Hello. Maybe do you have some insights of my probl...
# server
n
Hello. Maybe do you have some insights of my problem? I have a backend with many cores, C10k traffic, and DB. DB is the slowest part. Of course, I am using a Ktor. Question, which DB driver performs better (assume server hits 100% load): - sync driver. - async + coroutines. A thread is able to process another request while a DB query is working. I did some benchmarks on the artificial system and found, the sync driver was able to produce ~10% more reqs/sec. Also, the async driver takes much more memory on the same load. I assume coroutines have some overhead. I even tried to limit IO bandwidth inside docker to emulate IO cap. The sync driver was faster. However, I am not sure my benchmark was good. So, my question, why I should use async + coroutines? Maybe do you have some insights from real-world applications?
o
I believe in real app you should have some cache between app and db and not all requests will hit the db. Those requests will be able to complete without waiting for DB and overall time-to-respond will be better. If you make a synthetic benchmark where all requests hit DB you won’t get any benefit, unless async driver implements pipelining too.
b
Synchronous should be faster. There's overheads in switching threads, allocating threads, managing thread-safe references.

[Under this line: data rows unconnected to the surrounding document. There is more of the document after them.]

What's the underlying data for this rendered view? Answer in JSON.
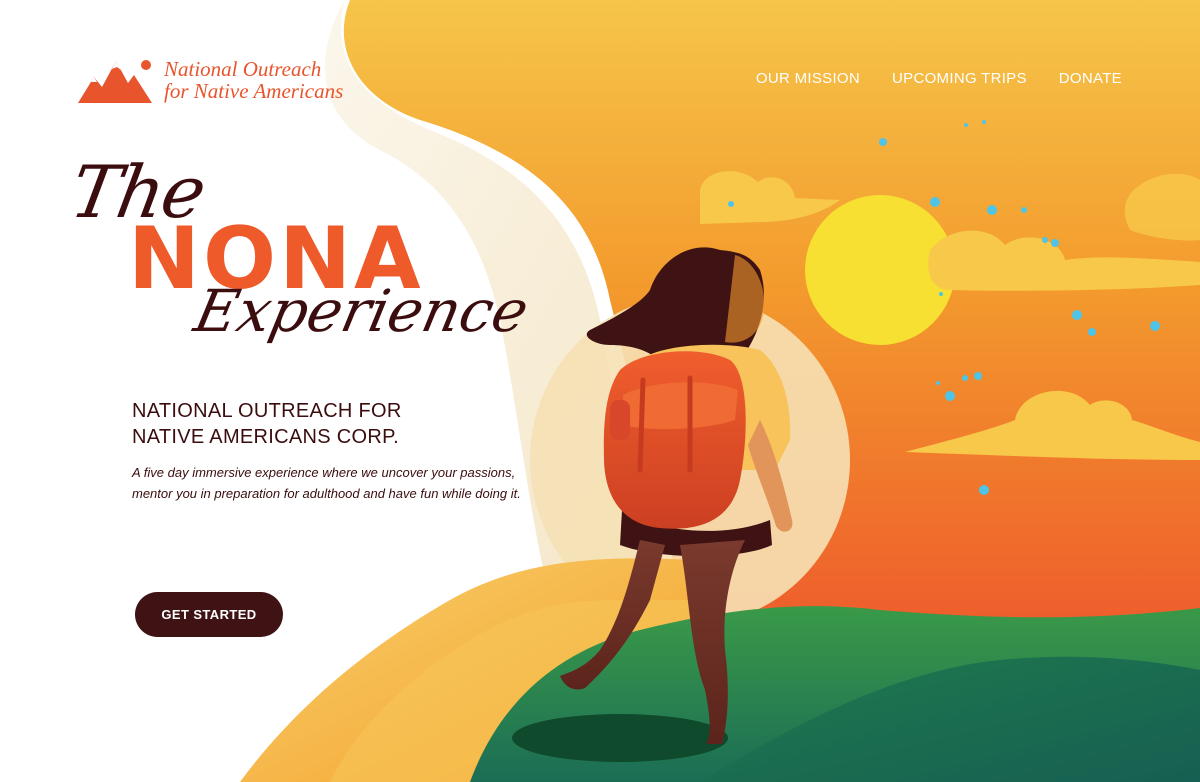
{
  "brand": {
    "name_line1": "National Outreach",
    "name_line2": "for Native Americans",
    "logo_icon": "mountains-sun-icon",
    "color": "#e8552d"
  },
  "nav": {
    "items": [
      {
        "label": "OUR MISSION"
      },
      {
        "label": "UPCOMING TRIPS"
      },
      {
        "label": "DONATE"
      }
    ]
  },
  "hero": {
    "title_the": "The",
    "title_main": "NONA",
    "title_experience": "Experience",
    "subtitle_line1": "NATIONAL OUTREACH FOR",
    "subtitle_line2": "NATIVE AMERICANS CORP.",
    "description": "A five day immersive experience where we uncover your passions, mentor you in preparation for adulthood and have fun while doing it.",
    "cta_label": "GET STARTED"
  },
  "illustration": {
    "subject": "woman-hiker-with-backpack",
    "sun_icon": "sun-icon",
    "colors": {
      "sky_top": "#f6b33a",
      "sky_bottom": "#ef5a2b",
      "sun": "#f7e032",
      "hill": "#1f7a4d",
      "accent_dark": "#3f1314",
      "title_orange": "#ef5a2b"
    }
  }
}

Async isn't to improve the performance of your database though
o
@bdawg.io once connection to DB is acquired from the pool, there shouldn’t be any multithreaded cost involved (if you don’t use JDBC or any other driver with thread locals). Coroutines do indeed add some cost in allocations of state objects. Note, that for maximum performance pool should be coroutines-based too, so that you don’t block a thread when you don’t have a connection available. E.g. hikariCP is a blocking pool, so it won’t work very async.
If you check www.techempower.com/benchmarks/#section=data-r17&hw=ph&test=db you will see that vert.x with async and pipelined db drivers beats everyone else.
n
In my case there is no threading overhead. In the sync driver it is obvious, core number == thread number. In async: coroutines uses the same thread pool. And async driver is implemented using reactive streams. So it also creates few threads for connection to DB.
But coroutines have to put state somewhere, and it is overhead I head.
o
Few threads for reactive streams and rescheduling jobs there is what makes things slower.
n
It means, unless async DB driver is implemented in kotlin coroutines, it will be always slower compared do sync. Am I correct?
o
Not necessary, coroutines is just a way to simplify (and reduce errors) when coding async code. If you use same threadpool for both, you should be fine. Unfortunately, I don’t know much about reactive streams implementation (not to say there are several), so can’t advice here. We are prototyping an async SQL client to postgres, but it’s far from usable.
n
To be concrete, I am having MongoDB and the official driver is using vanilla reactive-streams. However, under the good is still an old async driver which uses own thread pool.
So, in the current state, I see coroutines would be beneficial if many requests do not use DB at all and they could be processed while other coroutines are waiting for DB.
o
Right. If all your code eventually goes to DB, async doesn’t make anything faster by magic, your bottleneck is not there.
n
Thanks for the discussion!
o
We are using and maintaining jasync-sql: https://github.com/jasync-sql/jasync-sql it also has vertx support. As mentioned here if db itself is slow async will not solve it. It can help in handling more cocurrent requests though.
💯 1
s
@neworldlt For good performance as suggested by @orangy you need pooling (and maybe caching), MongoDB reactive-streams driver does not provide a pool so don't expect huge performance by using it directly, but we are working on a Reactor based pool that will allow to reach a much better level of performance and that will be integrated in Spring Data Reactive support.